1. Two pairs of strong shoes
2. A warm waterproof overcoat
3. Buy new not second-hand clothes
4. Eat meals with meat, chicken, fish (or vegetarian equivalent) every second day
5. Have a roast joint or its equivalent once a week
6. Had to go without heating during the last year through lack of money
7. Keep the home adequately warm
8. Buy presents for family or friends at least once a year
9. Replace any worn out furniture
10. Have family or friends for a drink or meal once a month
11. Have a morning, afternoon or evening out in the last fortnight, for entertainment


So simple and yet so unattainable for many, many citizens right now. The ever expanding homeless crisis in the U.S.A. particularly is truly alarming. I'd say that many are lacking most of what's on this list. And I'm aware also that you don't have to be homeless to be poor. And that loneliness and isolation are an intrinsic part of the problem.
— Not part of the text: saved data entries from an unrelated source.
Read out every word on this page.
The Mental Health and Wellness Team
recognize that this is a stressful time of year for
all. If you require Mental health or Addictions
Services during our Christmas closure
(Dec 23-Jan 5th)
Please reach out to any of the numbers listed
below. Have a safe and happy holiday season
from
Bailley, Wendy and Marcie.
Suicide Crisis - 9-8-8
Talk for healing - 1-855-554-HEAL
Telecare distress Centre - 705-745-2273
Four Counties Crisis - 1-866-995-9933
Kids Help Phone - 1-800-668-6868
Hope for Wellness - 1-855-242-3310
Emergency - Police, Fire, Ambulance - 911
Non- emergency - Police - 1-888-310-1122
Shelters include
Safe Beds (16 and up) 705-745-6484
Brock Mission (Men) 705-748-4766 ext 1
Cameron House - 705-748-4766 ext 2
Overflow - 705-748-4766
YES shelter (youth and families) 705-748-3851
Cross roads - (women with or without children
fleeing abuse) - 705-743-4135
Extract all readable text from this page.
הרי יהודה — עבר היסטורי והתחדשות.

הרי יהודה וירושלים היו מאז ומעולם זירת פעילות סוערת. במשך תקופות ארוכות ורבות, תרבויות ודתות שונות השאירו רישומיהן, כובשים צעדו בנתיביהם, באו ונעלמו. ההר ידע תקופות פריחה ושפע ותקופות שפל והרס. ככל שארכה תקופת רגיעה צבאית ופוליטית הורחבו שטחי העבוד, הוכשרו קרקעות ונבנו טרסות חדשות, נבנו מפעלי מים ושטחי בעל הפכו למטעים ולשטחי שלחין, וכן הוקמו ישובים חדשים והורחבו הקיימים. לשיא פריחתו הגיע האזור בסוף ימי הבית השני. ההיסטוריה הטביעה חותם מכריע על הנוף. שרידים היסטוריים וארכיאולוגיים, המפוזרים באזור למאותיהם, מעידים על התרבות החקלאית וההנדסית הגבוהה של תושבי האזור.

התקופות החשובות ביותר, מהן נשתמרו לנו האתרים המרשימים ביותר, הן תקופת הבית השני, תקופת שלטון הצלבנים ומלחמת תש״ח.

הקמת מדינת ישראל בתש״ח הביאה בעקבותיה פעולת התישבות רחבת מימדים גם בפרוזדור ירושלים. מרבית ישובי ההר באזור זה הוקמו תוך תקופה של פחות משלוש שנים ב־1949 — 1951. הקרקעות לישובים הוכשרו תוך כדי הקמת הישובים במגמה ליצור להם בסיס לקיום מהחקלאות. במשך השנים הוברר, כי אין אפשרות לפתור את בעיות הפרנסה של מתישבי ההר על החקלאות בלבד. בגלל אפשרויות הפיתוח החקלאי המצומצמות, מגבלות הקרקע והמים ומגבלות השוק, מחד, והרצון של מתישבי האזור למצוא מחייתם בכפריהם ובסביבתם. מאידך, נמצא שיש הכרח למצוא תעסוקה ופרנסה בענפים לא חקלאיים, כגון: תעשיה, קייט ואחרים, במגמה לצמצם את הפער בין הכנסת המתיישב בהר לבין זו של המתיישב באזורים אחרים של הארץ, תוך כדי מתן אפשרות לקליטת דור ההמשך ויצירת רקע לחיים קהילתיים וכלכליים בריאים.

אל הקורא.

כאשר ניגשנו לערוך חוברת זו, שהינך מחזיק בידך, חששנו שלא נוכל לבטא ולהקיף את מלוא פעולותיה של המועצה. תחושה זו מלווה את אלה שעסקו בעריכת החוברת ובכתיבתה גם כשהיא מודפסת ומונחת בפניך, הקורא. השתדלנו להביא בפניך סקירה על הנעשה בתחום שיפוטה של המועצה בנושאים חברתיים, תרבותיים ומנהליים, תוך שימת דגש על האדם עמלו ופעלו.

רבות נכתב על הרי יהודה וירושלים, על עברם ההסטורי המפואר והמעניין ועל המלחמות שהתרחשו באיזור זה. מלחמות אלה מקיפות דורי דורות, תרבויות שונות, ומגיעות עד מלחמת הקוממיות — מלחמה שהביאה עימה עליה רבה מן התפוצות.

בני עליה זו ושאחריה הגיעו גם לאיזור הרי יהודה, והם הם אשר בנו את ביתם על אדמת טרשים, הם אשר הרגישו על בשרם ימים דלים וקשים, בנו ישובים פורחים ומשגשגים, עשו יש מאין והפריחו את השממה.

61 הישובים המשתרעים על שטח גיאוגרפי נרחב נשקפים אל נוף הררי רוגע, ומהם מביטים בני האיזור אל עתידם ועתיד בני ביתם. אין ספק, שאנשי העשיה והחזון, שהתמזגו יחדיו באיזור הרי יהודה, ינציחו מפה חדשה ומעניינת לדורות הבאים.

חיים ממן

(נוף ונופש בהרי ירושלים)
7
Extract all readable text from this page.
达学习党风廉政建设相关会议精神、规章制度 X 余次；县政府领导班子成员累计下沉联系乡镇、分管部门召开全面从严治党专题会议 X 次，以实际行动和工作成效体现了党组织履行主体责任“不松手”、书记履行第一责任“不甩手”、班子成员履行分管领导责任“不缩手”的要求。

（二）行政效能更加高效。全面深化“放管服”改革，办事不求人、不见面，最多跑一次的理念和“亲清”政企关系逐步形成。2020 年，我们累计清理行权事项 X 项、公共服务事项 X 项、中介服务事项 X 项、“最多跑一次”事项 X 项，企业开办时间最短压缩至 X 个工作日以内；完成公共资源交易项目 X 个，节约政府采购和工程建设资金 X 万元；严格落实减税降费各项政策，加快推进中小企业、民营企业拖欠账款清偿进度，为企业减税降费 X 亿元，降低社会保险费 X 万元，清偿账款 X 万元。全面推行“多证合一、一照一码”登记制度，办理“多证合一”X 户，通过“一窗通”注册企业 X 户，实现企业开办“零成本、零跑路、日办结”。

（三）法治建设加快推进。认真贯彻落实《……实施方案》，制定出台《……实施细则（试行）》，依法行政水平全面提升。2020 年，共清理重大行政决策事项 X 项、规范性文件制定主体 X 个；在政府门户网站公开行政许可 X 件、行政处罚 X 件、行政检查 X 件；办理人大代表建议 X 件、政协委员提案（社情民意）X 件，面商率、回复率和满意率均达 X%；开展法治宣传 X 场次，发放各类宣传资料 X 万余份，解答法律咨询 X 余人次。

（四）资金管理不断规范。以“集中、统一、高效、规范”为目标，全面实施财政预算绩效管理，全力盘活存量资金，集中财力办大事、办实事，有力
And, H/T Ronni at Time Goes By, I quote from a fine article written by James K. Galbraith, son of Kenneth, writing last week in Washington Monthly which brings ubiqitous poverty even closer:

“For the first time since the 1930s, millions of American households are financially ruined. Families that two years ago enjoyed wealth in stocks and in their homes now have neither. Their 401(k)s have fallen by half, their mortgages are a burden, and their homes are an albatross. For many, the best strategy is to mail the keys to the bank...

“...the American middle class find today that its major source of wealth is the implicit value of Social Security and Medicare – illiquid and intangible but real and inalienable in a way that home and equity values are not. And so it will remain, as long as benefits are not cut.”


Note to self: make a food bank drop-off. ASAP.